I'm not saying all is bad...there is a lot of good. I spent a great morning in the park with my fellow mommies. My boy is a wonderful, funny light in my life, I have a fabulous marriage, my health, an income and so on...I am grateful.

But for a little while I just want to feel as disappointed as I am.

JPR

Thursday, March 19, 2009

Patience in Laying Down Roots

My husband and I are trying to buy a home. Our first home. We know how lucky we are to be in this position given the state of the economy. But we've also worked really hard and saved a lot of money. We're doing this all on our own, without family help or other kinds of assistance. And in the middle of what was already an exercise in patience as we waited three months for our offer to be approved by the seller's bank (short sale anyone?), we've hit a very frustrating snag. A snag that makes us both want to stomp our feet in frustration like children because there's very little we can do to make things progress.

I don't want to go into detail about it, but here's an analogy: Imagine you interviewed for a job you really wanted, one that was perfect for you. They made you wait a very long time to finally say that you were hired--so long you'd almost stopped thinking you would get this job. You filled out your paperwork, bought some new outfits but before you could go in for training, they called to inform you that the person you were replacing refused to leave this job and until they could find a way to convince this person to leave, you couldn't start your job. And, in fact, if they couldn't get this person to leave that person would have to be forcibly removed, which would take many more months before a resolution. It's just like that.
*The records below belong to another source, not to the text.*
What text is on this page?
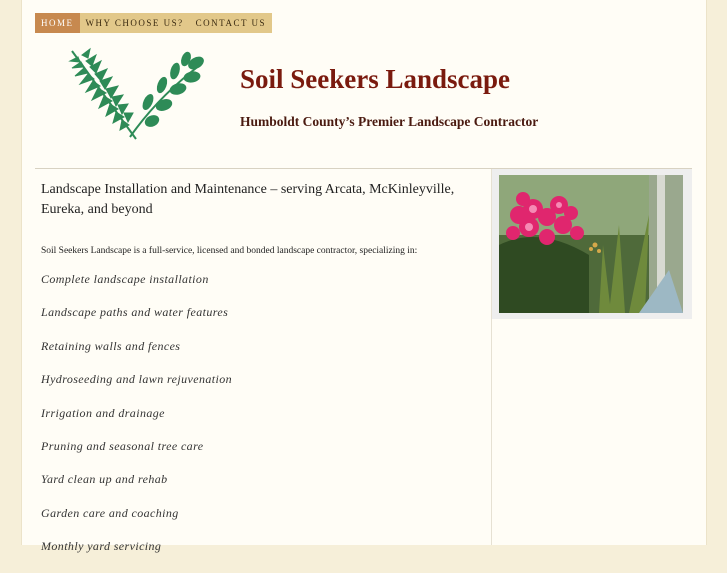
HOME	WHY CHOOSE US?	CONTACT US
Soil Seekers Landscape
Humboldt County’s Premier Landscape Contractor

Landscape Installation and Maintenance – serving Arcata, McKinleyville, Eureka, and beyond

Soil Seekers Landscape is a full-service, licensed and bonded landscape contractor, specializing in:

Complete landscape installation
Landscape paths and water features
Retaining walls and fences
Hydroseeding and lawn rejuvenation
Irrigation and drainage
Pruning and seasonal tree care
Yard clean up and rehab
Garden care and coaching
Monthly yard servicing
But despite this level of frustration, I've been absorbed lately in getting to know my community better. Being a new mom has led to a whole bunch of new friends and opportunities for get togethers. Something about getting together over food and drooling babies at parks and each other's homes, coupled with the lovely almost-spring sunshine makes even this biggest frustration in my life feel not so bad. That, and the continually evolving antics of my ever-changing nine-month old boy make me really happy. There's so much to be happy about in my life. I have SO MUCH and I am lucky, and grateful for it. So even though the physical home is still a little slow in coming to us, I feel like the roots are already being laid, and I know the rest will follow.